A new climate report from the United Nations found the world is “nowhere near” hitting greenhouse gas emissions targets; North Korea was the recipient of a joint warning over nuclear testing; and China launched an inhalable COVID-19 vaccine. The stories highlight the Daily Rundown for Wednesday, October 26, 2022.
U.N. climate report – According to a new report from UN Climate Change released Wednesday, current pledges to cut greenhouse gas emissions put the planet on course to blow past the limit for global warming countries agreed to in the 2015 Paris climate accord. The latest estimate, based on 193 national emissions targets, would see temperatures rise to 2.5 degrees Celsius (4.5 Fahrenheit) above pre-industrial averages by the end of the century. That’s a full degree higher than the ambitious goal set in the Paris pact to limit warming by 1.5 C (2.7 F).
“We are still nowhere near the scale and pace of emission reductions required to put us on track toward a 1.5 degrees Celsius world,” UN Climate Change Executive Secretary Simon Stiell said in a statement. “To keep this goal alive, national governments need to strengthen their climate action plans now and implement them in the next eight years.”

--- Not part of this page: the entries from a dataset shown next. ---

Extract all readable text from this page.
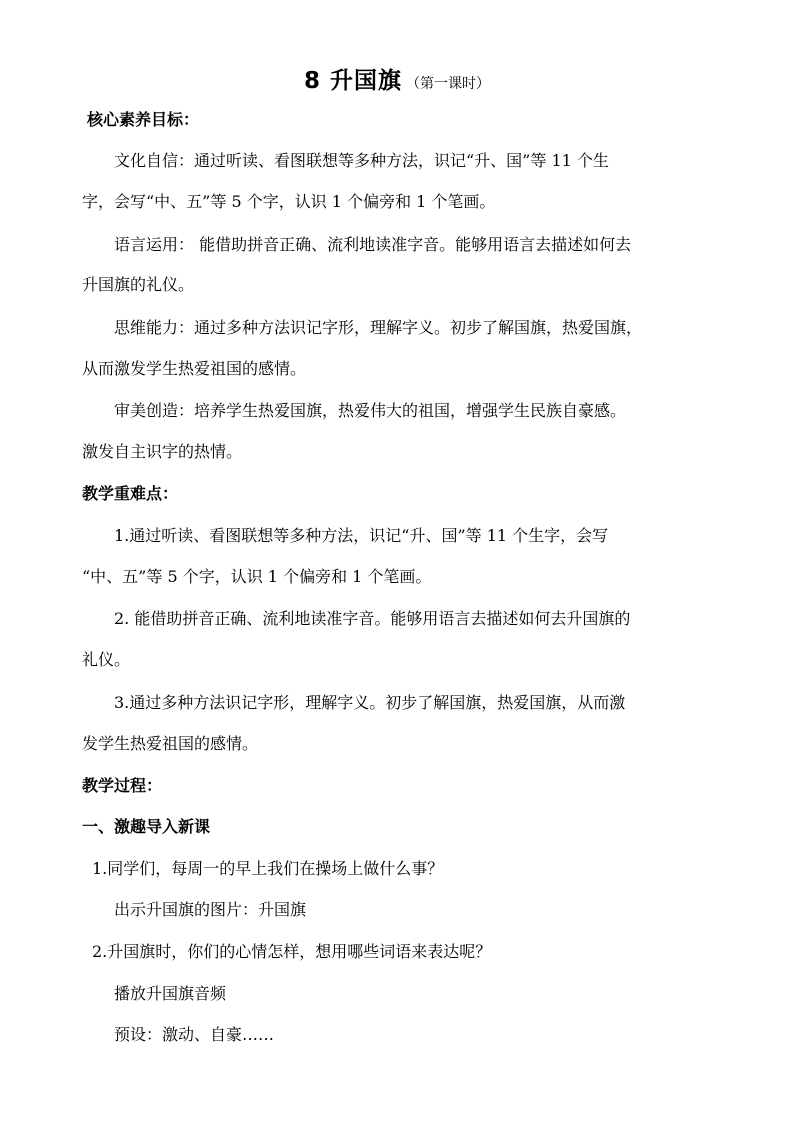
8 升国旗 （第一课时）
核心素养目标：
文化自信：通过听读、看图联想等多种方法，识记“升、国”等 11 个生
字，会写“中、五”等 5 个字，认识 1 个偏旁和 1 个笔画。
语言运用： 能借助拼音正确、流利地读准字音。能够用语言去描述如何去
升国旗的礼仪。
思维能力：通过多种方法识记字形，理解字义。初步了解国旗，热爱国旗，
从而激发学生热爱祖国的感情。
审美创造：培养学生热爱国旗，热爱伟大的祖国，增强学生民族自豪感。
激发自主识字的热情。
教学重难点：
1.通过听读、看图联想等多种方法，识记“升、国”等 11 个生字，会写
“中、五”等 5 个字，认识 1 个偏旁和 1 个笔画。
2. 能借助拼音正确、流利地读准字音。能够用语言去描述如何去升国旗的
礼仪。
3.通过多种方法识记字形，理解字义。初步了解国旗，热爱国旗，从而激
发学生热爱祖国的感情。
教学过程：
一、激趣导入新课
1.同学们，每周一的早上我们在操场上做什么事？
出示升国旗的图片：升国旗
2.升国旗时，你们的心情怎样，想用哪些词语来表达呢？
播放升国旗音频
预设：激动、自豪……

Joint warning to North Korea – Following a Wednesday meeting, the United States, Japan and South Korea warned that an “unparalleled” scale of response would be warranted if North Korea conducts a seventh nuclear bomb test. If that happens, it would be the first such test from North Korea since 2017.
“North Korea’s strengthening of its nuclear missile activities, including the recent extremely high frequency of ballistic missile launches, poses a clear and serious challenge to the international community,” Japanese Vice Foreign Minister Takeo Mori said Wednesday. “On that basis, we agreed to further strengthen the deterrence and coping capabilities of the Japan-U.S. and U.S.-South Korea alliances, and to further promote trilateral security cooperation.”
Inhalable COVID-19 vaccine – In what appears to be a world first, the Chinese city of Shanghai started administering an inhalable COVID-19 vaccine on Wednesday. It’s being offered for free as a booster dose for previously vaccinated individuals, according to an announcement posted on an official city social media account.
“It was like drinking a cup of milk tea,” a Shanghai resident identifying himself as “Mr. Chen” said. “When I breathed it in, it tasted a bit sweet.”
China doesn’t have vaccine mandates. However, the country wants more people to get booster shots before it relaxes its controversial “zero-COVID” policy.